The results show that myeloma patients are less content with the general care than leukemia patients (P < 0.05). Similarly, relatives of deceased myeloma patients are less satisfied with the information given to them than relatives of deceased leukemia patients (P < 0.001). The information has improved with time, however, since the patients were more satisfied in 1986 than in 1980 (P < 0.001) and relatives of myeloma patients still alive were more satisfied than relatives of patients who had died earlier (P < 0.001).
The opinions of patients were similar to those of their relatives.

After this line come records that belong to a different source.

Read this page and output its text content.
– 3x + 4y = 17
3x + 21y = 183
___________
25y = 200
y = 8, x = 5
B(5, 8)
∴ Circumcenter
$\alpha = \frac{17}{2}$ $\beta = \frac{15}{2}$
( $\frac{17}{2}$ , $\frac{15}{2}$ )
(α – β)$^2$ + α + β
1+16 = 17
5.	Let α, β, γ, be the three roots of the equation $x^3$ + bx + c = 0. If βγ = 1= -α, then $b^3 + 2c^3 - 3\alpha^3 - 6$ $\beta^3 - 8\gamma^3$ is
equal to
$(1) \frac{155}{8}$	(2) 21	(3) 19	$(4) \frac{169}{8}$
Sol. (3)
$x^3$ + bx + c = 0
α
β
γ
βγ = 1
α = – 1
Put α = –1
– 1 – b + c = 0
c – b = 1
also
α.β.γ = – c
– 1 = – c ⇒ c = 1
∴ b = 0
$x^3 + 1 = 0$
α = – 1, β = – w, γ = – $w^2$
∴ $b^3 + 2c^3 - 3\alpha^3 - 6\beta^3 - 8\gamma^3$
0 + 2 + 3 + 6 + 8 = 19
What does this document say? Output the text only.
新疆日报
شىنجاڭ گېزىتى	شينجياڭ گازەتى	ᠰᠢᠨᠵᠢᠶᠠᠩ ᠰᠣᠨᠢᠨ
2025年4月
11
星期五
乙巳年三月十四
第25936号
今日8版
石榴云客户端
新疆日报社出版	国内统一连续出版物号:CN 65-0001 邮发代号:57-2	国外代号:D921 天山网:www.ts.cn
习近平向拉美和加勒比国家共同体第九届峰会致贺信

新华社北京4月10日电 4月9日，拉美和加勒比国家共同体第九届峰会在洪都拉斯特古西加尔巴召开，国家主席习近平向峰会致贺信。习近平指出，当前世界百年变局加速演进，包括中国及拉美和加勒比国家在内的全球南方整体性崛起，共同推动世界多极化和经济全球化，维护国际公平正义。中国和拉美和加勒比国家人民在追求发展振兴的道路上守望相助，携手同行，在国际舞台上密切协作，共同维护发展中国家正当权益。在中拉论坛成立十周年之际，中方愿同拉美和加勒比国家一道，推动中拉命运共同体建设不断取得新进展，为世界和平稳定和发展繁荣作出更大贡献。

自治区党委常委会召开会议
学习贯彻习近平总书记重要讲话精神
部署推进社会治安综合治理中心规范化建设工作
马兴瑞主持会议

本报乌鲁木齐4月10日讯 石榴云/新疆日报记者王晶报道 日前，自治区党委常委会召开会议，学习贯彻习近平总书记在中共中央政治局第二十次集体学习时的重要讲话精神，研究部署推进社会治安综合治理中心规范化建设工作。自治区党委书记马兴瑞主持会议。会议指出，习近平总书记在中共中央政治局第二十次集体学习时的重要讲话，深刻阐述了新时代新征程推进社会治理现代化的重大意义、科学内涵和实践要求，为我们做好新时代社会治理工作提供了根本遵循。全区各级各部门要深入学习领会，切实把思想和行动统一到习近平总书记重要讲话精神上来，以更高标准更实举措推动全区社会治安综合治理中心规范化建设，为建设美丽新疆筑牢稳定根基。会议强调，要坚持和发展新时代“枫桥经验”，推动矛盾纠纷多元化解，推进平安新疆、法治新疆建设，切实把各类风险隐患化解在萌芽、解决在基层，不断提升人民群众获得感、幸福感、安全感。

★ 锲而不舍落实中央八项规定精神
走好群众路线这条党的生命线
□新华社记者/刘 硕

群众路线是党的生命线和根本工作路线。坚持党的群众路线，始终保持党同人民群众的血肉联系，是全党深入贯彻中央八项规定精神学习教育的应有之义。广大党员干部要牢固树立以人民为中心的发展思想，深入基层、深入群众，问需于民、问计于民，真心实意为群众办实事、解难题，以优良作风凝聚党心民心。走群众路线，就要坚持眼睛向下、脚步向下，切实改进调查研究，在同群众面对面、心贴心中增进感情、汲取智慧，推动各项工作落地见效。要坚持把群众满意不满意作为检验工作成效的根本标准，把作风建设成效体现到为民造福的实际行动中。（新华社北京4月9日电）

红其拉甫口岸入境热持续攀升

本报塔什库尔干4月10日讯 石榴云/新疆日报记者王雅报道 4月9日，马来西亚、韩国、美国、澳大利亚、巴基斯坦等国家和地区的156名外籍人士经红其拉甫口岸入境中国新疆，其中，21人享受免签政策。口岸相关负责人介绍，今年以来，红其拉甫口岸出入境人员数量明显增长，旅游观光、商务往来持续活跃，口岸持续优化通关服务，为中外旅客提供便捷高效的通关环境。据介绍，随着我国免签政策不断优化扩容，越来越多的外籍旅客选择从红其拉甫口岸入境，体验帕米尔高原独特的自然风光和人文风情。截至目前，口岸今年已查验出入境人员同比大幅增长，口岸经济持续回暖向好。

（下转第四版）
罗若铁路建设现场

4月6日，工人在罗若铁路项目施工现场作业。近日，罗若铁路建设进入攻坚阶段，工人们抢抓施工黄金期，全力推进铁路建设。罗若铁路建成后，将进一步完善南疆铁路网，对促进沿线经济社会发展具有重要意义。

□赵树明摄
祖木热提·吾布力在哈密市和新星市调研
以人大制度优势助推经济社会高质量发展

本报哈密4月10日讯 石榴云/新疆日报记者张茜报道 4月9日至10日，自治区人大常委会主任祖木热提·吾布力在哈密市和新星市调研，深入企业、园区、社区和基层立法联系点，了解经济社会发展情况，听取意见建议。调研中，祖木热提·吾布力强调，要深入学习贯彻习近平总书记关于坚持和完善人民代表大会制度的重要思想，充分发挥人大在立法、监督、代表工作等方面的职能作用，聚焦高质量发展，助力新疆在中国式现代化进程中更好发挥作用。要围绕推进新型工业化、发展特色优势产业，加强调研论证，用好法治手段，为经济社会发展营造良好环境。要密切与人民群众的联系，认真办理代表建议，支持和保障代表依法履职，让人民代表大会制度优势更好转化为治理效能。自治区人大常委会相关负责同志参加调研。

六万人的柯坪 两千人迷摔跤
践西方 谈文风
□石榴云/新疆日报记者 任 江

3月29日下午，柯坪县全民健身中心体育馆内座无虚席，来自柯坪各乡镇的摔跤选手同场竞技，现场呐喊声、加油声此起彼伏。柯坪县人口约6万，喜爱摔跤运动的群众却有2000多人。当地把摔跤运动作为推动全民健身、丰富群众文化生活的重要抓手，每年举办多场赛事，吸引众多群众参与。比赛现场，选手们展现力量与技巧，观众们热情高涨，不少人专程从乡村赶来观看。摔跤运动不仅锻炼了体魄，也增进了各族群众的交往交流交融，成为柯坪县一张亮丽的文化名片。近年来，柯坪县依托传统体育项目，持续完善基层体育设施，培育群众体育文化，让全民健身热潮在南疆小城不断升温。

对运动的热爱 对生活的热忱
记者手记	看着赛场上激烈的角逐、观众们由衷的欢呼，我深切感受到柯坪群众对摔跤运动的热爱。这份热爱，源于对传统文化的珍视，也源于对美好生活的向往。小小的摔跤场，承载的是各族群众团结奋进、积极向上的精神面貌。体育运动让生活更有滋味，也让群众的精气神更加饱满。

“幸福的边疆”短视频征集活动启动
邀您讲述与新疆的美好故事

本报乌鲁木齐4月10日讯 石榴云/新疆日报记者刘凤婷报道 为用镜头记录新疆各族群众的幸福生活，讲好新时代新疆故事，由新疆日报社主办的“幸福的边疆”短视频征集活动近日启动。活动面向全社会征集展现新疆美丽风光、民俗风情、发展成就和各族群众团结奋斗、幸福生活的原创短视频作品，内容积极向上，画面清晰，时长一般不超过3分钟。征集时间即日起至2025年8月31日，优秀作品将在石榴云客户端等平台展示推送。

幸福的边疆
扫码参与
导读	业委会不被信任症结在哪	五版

However, the relatives of leukemia patients were even more satisfied with the contact with the medical staff than the patients themselves (P < 0.05).
As many as 10–30% of the relatives never gave up hope for their relative’s survival. Only two out of 27 deaths were considered not dignified.
The lung carcinoma patients reported a less good quality of life (P < 0.001), and less satisfaction with the information given (P < 0.01), than the hematological patients from the same year. Similarly, their attitude to the medical care improved less (P < 0.01), and they were less content with the general care than the leukemia group (P < 0.05).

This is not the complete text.